Monday, January 24, 2011

Backlash--The Undeclared War Against American Women

Thought about this book after reading an essay on The Feminine Mystique in The New Yorker this morning. I bought this book in '91 whilst a student at the hallowed halls of Diablo Valley College. I was a bit of a Dandy-fop to begin with; a typical costume draping my lithe, Sprockets-dancer frame featured an oversized, Generra aqua mock-turtleneck; a baggy pair of Marithé François Girbauds held up by a braided, brown leather Gap belt; and a water-resistant pair of Timberland wingtips which my friend labelled "Bitch-getters." With this book in my hands, my image as the ultimate fish-out-of-water--the 212-sophisticate amongst the CoCo County rubes--would be complete. Unfortunately, my countless sham readings of this book in the middle of the quadrangle never won me the progressive temptress for which I was angling.

I never read much of the book save the chapter on Fatal Attraction which was heavily publicized.
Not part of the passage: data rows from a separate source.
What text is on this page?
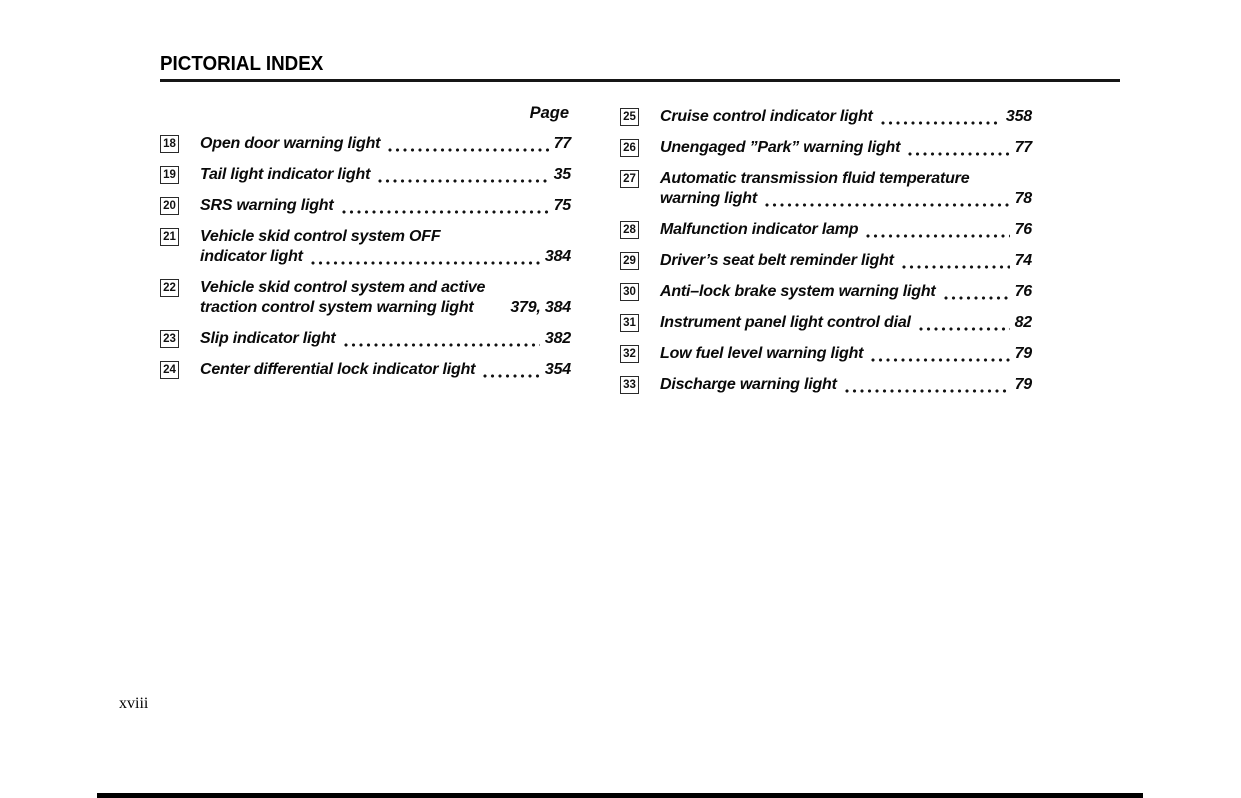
PICTORIAL INDEX
Page
18 Open door warning light	77
19 Tail light indicator light	35
20 SRS warning light	75
21 Vehicle skid control system OFF
indicator light	384
22 Vehicle skid control system and active
traction control system warning light 379, 384
23 Slip indicator light	382
24 Center differential lock indicator light	354
25 Cruise control indicator light	358
26 Unengaged ”Park” warning light	77
27 Automatic transmission fluid temperature
warning light	78
28 Malfunction indicator lamp	76
29 Driver’s seat belt reminder light	74
30 Anti–lock brake system warning light	76
31 Instrument panel light control dial	82
32 Low fuel level warning light	79
33 Discharge warning light	79
xviii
Read dope, Guardian-UK-breakdown here:

"The backlash is not a conspiracy," she writes, "with a council dispatching agents from some central control room, nor are the people who serve its ends often aware of their role ... for the most part its workings are encoded and internalised, diffuse and chameleonic."

Faludi describes in forensic detail the mechanisms of the backlash against women: the myths of bra-burning, man shortages and barren wombs; the bad and biased reporting of shoddy social science; the plastic surgery and the ludicrous excesses of the cosmetic industry; the repackaging of the independent woman in Hollywood as exemplified by the extraordinary story of how, in pre-production, Fatal Attraction warped from a story about a single woman treated badly by a callous married man into the story of a crazed harridan seducing, then torturing a great family guy;


Does anyone remember the name of that Matthew Broderick movie where he lived in Manhattan and worked at a Dean & Deluca's and perpetrated the same fraud of pretending to read this book?

4 comments:

Anyanka said...

http://www.imdb.com/title/tt0107685/

dhp said...

Thanks, yanks! I actually thought it might be that movie but I wasn't sure. I caught that one scene where he's reading the book on TV once but didn't take note of the title.

LardyRevenger said...

Does that book have any naked women in it? I only read books with naked women in them.

dhp said...

LR: due to the small size of the book, they were only able to fit a centerfold of Meme, the midget adult entertainer whose love doll you own.